Atmospheric convection is an important component of climate modeling, because of its role in the distribution of energy and trace gases (e.g., water vapor, carbon monoxide, and aerosols). Strong (deep) convection can cause severe weather conditions such as thunderstorms, hail, heavy rain, and flooding. An accurate representation of atmospheric convection in global and regional climate models is required to predict the latter. However, current dynamical models face a number of ongoing challenges. First, without parametrization, resolving convection at high resolution can be computationally prohibitive, whereas coarser resolutions cannot explicitly account for convection and thus produce unacceptable forecasts. Second, and perhaps more importantly, complex interactions between mesoscale, orographic, and local phenomena contribute to the rapid development of various modes of convection, particularly in subtropical regions like the Indian subcontinent. Classifying these accurately determines whether havoc in one region (e.g. several Himalayan flood cases) can be anticipated correctly while representing precipitation properly in other regions. Finally, because the climate is changing over time, continuous adaptation to the temporal evolution of the factors that cause different types of convection is required. Project CAIMAN: Continual Artificial Intelligence Models for Atmospheric Convection in Subtropical Regions, will catalyze an innovative interdisciplinary solution to above challenges. As the key novelty, CAIMAN will kick-start AI supported identification of convection processes, centered in cutting-edge continual learning techniques that enables updates over long periods of time and adapting to climate changes without having to permanently store data. As a case study, we will investigate the product of convection, i.e. cloud feature development, leveraging long-term satellite data and simulation over multiple years on an hourly to daily scale.

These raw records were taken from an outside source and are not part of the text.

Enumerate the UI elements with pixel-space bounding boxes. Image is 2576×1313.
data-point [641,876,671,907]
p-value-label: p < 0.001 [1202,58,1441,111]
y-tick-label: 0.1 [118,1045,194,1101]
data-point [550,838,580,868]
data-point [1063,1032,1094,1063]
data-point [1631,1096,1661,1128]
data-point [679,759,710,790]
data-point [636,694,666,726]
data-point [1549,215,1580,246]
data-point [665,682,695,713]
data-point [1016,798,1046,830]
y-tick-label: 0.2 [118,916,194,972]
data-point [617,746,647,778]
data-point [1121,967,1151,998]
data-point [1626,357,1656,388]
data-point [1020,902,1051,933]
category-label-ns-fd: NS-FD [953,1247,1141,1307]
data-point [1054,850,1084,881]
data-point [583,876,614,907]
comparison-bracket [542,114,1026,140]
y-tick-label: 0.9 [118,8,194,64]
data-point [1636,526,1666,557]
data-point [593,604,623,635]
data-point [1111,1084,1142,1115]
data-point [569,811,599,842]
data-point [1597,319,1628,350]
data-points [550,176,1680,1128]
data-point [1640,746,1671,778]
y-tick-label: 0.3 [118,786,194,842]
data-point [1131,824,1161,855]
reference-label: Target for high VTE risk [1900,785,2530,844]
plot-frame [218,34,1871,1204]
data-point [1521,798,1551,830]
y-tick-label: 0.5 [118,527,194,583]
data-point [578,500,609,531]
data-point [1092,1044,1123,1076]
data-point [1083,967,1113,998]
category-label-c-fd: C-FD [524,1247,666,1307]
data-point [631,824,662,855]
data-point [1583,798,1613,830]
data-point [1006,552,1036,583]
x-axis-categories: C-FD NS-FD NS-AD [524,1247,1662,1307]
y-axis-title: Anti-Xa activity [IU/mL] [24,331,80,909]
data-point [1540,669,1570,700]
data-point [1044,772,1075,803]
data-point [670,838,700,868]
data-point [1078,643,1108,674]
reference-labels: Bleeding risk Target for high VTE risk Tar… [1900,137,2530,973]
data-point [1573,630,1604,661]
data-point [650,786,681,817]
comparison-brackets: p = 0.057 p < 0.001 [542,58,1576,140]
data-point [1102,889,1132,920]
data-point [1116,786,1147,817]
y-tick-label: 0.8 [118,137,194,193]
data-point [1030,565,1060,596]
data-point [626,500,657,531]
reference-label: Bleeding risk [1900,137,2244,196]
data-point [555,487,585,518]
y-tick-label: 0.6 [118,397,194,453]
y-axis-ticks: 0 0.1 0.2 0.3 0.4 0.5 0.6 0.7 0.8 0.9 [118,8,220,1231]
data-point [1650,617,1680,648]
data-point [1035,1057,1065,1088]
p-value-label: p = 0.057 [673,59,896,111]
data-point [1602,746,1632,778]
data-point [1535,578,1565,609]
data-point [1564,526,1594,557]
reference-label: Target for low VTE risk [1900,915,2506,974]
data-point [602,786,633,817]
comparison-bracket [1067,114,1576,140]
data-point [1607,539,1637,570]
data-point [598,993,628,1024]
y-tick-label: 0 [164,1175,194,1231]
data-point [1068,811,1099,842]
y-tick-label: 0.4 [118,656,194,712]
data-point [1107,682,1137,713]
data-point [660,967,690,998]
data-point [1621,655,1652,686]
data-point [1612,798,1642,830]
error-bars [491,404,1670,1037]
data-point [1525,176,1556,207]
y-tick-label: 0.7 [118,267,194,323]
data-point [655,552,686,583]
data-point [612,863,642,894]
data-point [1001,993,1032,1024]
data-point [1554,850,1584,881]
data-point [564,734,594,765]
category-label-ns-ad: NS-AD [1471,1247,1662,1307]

SyCLeC: Symposium on Continual Learning beyond Classification
A three day in-person symposium from Nov 27th to Nov 29th in Mainz, Germany.

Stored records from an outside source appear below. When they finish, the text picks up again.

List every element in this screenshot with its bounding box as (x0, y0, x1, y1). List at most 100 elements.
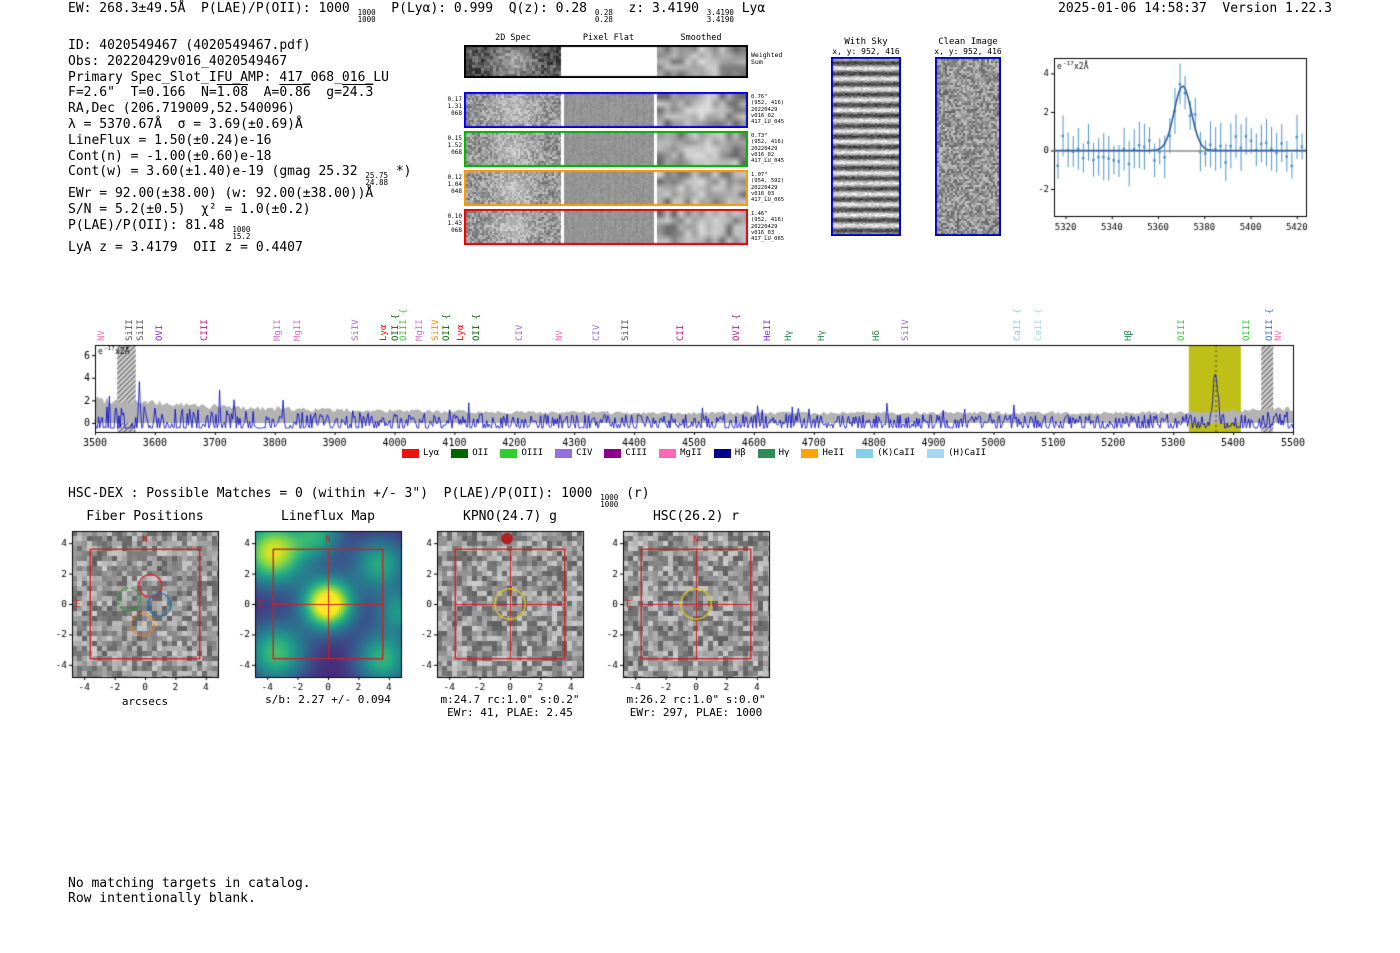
legend-label-2: OIII (521, 448, 544, 458)
line-label-12-SiIV: SiIV (431, 319, 442, 341)
legend-item-6: Hβ (713, 448, 746, 458)
with-sky-image (831, 57, 901, 236)
legend-swatch-8 (801, 448, 819, 458)
legend-swatch-7 (757, 448, 775, 458)
line-label-21-OVI: OVI { (732, 313, 743, 341)
cutout-title-3: HSC(26.2) r (652, 509, 740, 524)
line-label-25-Hδ: Hδ (871, 330, 882, 341)
header-stats-fraction-5: 3.4190 3.4190 (706, 8, 734, 24)
info-line-8-text-0: Cont(w) = 3.60(±1.40)e-19 (gmag 25.32 (68, 164, 366, 180)
spec2d-row-left-label-1: 0.17 1.31 068 (447, 96, 462, 117)
spec2d-row-right-label-0: Weighted Sum (751, 51, 783, 66)
info-line-2: Primary Spec_Slot_IFU_AMP: 417_068_016_L… (68, 70, 411, 86)
info-line-6: LineFlux = 1.50(±0.24)e-16 (68, 133, 411, 149)
full-spectrum-plot (55, 336, 1315, 448)
info-line-3-text-0: F=2.6" T=0.166 N= (68, 85, 217, 101)
cutout-image-0 (40, 522, 230, 694)
info-line-4-text-0: RA,Dec (206.719009,52.540096) (68, 101, 295, 117)
line-label-16-CIV: CIV (515, 324, 526, 341)
header-datetime-version: 2025-01-06 14:58:37 Version 1.22.3 (1058, 1, 1332, 16)
legend-label-1: OII (472, 448, 489, 458)
line-label-4-CIII: CIII (200, 319, 211, 341)
hsc-dex-text-0: HSC-DEX : Possible Matches = 0 (within +… (68, 486, 601, 501)
info-line-8-fraction-1: 25.75 24.88 (365, 171, 388, 188)
legend-item-8: HeII (801, 448, 844, 458)
legend-item-0: Lyα (401, 448, 439, 458)
spec2d-row-image-3 (464, 170, 748, 206)
legend-label-10: (H)CaII (948, 448, 987, 458)
info-line-11-text-0: P(LAE)/P(OII): 81.48 (68, 217, 233, 233)
info-line-0-text-0: ID: 4020549467 (4020549467.pdf) (68, 38, 311, 53)
info-line-1: Obs: 20220429v016_4020549467 (68, 54, 411, 70)
info-line-7-text-0: Cont(n) = -1.00(±0.60)e-18 (68, 148, 272, 164)
emission-line-fit-plot (1020, 48, 1320, 238)
info-line-8: Cont(w) = 3.60(±1.40)e-19 (gmag 25.32 25… (68, 164, 411, 186)
legend-swatch-5 (659, 448, 677, 458)
line-label-14-Lyα: Lyα (456, 324, 467, 341)
cutout-caption-2-0: m:24.7 rc:1.0" s:0.2" (440, 693, 580, 706)
line-label-2-SiII: SiII (135, 319, 146, 341)
info-line-5: λ = 5370.67Å σ = 3.69(±0.69)Å (68, 117, 411, 133)
spec2d-row-left-label-3: 0.12 1.04 048 (447, 174, 462, 195)
line-label-27-CaII: CaII { (1012, 308, 1023, 341)
spec2d-row-right-label-3: 1.07" (954, 592) 20220429 v016_03 417_LU_065 (751, 172, 785, 204)
info-line-1-text-0: Obs: 20220429v016_4020549467 (68, 53, 288, 69)
header-stats-fraction-3: 0.28 0.28 (594, 8, 613, 24)
legend-item-10: (H)CaII (927, 448, 986, 458)
spec2d-column-header-smoothed: Smoothed (680, 33, 722, 43)
info-line-3-overline-1: 1.08 (216, 85, 249, 101)
line-label-23-Hγ: Hγ (783, 330, 794, 341)
line-label-8-Lyα: Lyα (378, 324, 389, 341)
legend-swatch-2 (500, 448, 518, 458)
info-line-5-text-0: λ = 5370.67Å σ = 3.69(±0.69)Å (68, 116, 303, 132)
spec2d-row-right-label-4: 1.46" (952, 416) 20220429 v016_03 417_LU_065 (751, 211, 785, 243)
info-line-10-text-0: S/N = 5.2(±0.5) χ² = 1.0(±0.2) (68, 202, 311, 218)
header-stats-text-2: P(Lyα): 0.999 Q(z): 0.28 (375, 1, 595, 16)
legend-label-3: CIV (576, 448, 593, 458)
line-label-3-OVI: OVI (154, 324, 165, 341)
spec2d-row-right-label-2: 0.73" (952, 416) 20220429 v016_02 417_LU_045 (751, 133, 785, 165)
cutout-caption-1-0: s/b: 2.27 +/- 0.094 (265, 693, 391, 706)
cutout-title-0: Fiber Positions (86, 509, 204, 524)
line-label-20-CII: CII (676, 324, 687, 341)
spec2d-row-image-4 (464, 209, 748, 245)
cutout-caption-3-1: EWr: 297, PLAE: 1000 (629, 706, 763, 719)
spectrum-legend: Lyα OII OIII CIV CIII MgII Hβ Hγ HeII (K)CaII (H)C… (95, 448, 1293, 458)
line-label-13-OII: OII { (442, 313, 453, 341)
legend-swatch-3 (555, 448, 573, 458)
header-stats-text-0: EW: 268.3±49.5Å P(LAE)/P(OII): 1000 (68, 1, 358, 16)
with-sky-title: With Sky (844, 37, 888, 47)
legend-label-7: Hγ (778, 448, 790, 458)
cutout-image-3 (591, 522, 781, 694)
cutout-image-2 (405, 522, 595, 694)
clean-image-coords: x, y: 952, 416 (934, 47, 1002, 56)
spec2d-column-header-pixelflat: Pixel Flat (582, 33, 635, 43)
info-line-7: Cont(n) = -1.00(±0.60)e-18 (68, 149, 411, 165)
line-label-7-SiIV: SiIV (350, 319, 361, 341)
info-line-9: EWr = 92.00(±38.00) (w: 92.00(±38.00))Å (68, 186, 411, 202)
cutout-caption-2-1: EWr: 41, PLAE: 2.45 (447, 706, 573, 719)
info-line-10: S/N = 5.2(±0.5) χ² = 1.0(±0.2) (68, 202, 411, 218)
line-label-18-CIV: CIV (592, 324, 603, 341)
line-label-30-OIII: OIII (1177, 319, 1188, 341)
line-label-5-MgII: MgII (273, 319, 284, 341)
info-line-11: P(LAE)/P(OII): 81.48 1000 15.2 (68, 218, 411, 240)
spec2d-row-left-label-2: 0.15 1.52 068 (447, 135, 462, 156)
line-label-26-SiIV: SiIV (901, 319, 912, 341)
info-line-0: ID: 4020549467 (4020549467.pdf) (68, 38, 411, 54)
line-label-6-MgII: MgII (293, 319, 304, 341)
hsc-dex-text-2: (r) (618, 486, 650, 501)
line-label-33-NV: NV (1274, 330, 1285, 341)
line-label-0-NV: NV (96, 330, 107, 341)
line-label-28-CaII: CaII { (1034, 308, 1045, 341)
line-label-10-OIII: OIII { (399, 308, 410, 341)
legend-swatch-6 (713, 448, 731, 458)
footer-blank-row: Row intentionally blank. (68, 891, 256, 906)
line-label-24-Hγ: Hγ (817, 330, 828, 341)
legend-item-1: OII (451, 448, 488, 458)
legend-item-3: CIV (555, 448, 592, 458)
info-line-6-text-0: LineFlux = 1.50(±0.24)e-16 (68, 132, 272, 148)
info-line-9-text-0: EWr = 92.00(±38.00) (w: 92.00(±38.00))Å (68, 186, 374, 202)
legend-swatch-0 (401, 448, 419, 458)
hsc-dex-fraction-1: 1000 1000 (600, 493, 619, 509)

Continual, or lifelong, machine learning addresses the crucial questions that arise when aiming to overcome the limitations of single training cycles, rigid inference engines, and fixed datasets. At the center, it acknowledges that data selection, models, training algorithms, and evaluation measures are not static. Despite its recently emerged popularity, current research has just started to grasp how we can accommodate these factors into human-like lifelong learning AI systems. Although presently ongoing efforts start to take into account complex sequences of datasets, they focus predominantly on image classification tasks. Unfortunately, such tasks significantly simplify learning, e.g. by only performing image-level recognition, assuming that all data is always labelled and that continual learning consists mainly of learning to recognize new object types. In this initiative, we thus set out to bring together researchers who are at the forefront of continual learning and computer vision to jointly catalyze the foundation for continual learning beyond classification. In an inaugural symposium, we will establish common grounds and discover synergies towards continual learning for a plethora of relevant computer vision tasks, such as semantic segmentation and learning that does not require labels.